V. 26.  ou dynatai einai mou mathētēs = “will not be able to be my disciple”:  The exact words repeated at vss. 27, 33.  Note the use of dynatai at 16:13 where “love” and “hate” appear as well in the context of God or mammon.

V. 26. eti te kai tēn psychēn heautou = “and yes, even his own life”: The words reflect Jesus’ teaching about cross-bearing at Mark 8:34: “let them deny themselves.” The prayer that Jesus taught the disciples to pray contains the words “your will be done” as an indication of self-surrender to God’s will.

V. 27.  hostis ou bastazei ton stauron heautou = “whoever does not bear his own cross”:  Recall 9:23.  stauros means an upright stake, used in ancient times as a means of torture and death by impaling or crucifying the victim.  Bastazein = carry” has no particular meaning in Luke.
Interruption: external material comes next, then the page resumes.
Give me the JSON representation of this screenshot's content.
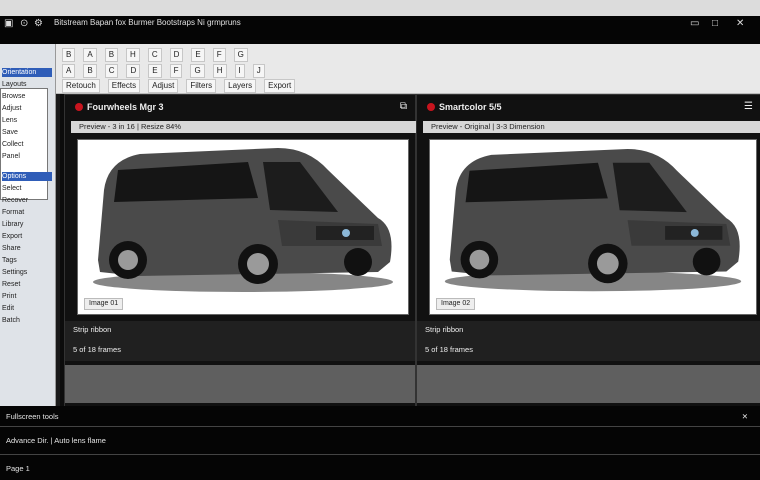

V. 33.  pas ex hymōn hos ouk apotassetai pasin tois heautou hyparchousin = “whoever among you does not say farewell to everything that belongs to him”:  Note that apotassō = “say farewell” is used in the same sense at 9:61.  The same teaching appears at 12:33-34 where the treasures of this earth fail but that of the kingdom of heaven remains. At 18:22 Jesus commands the ruler to sell everything he owns and give it to the poor so that he “will have treasure in heaven.” However, at 18:30 Jesus implies that by leaving everything that he lists in our pericope a person will “get back very much more in this age, and in the age to come eternal life.” In Luke’s second volume, the Book of Acts, he reports the fidelity of early Christians to these demands of Jesus (Acts 2:42-47; 4:32-37).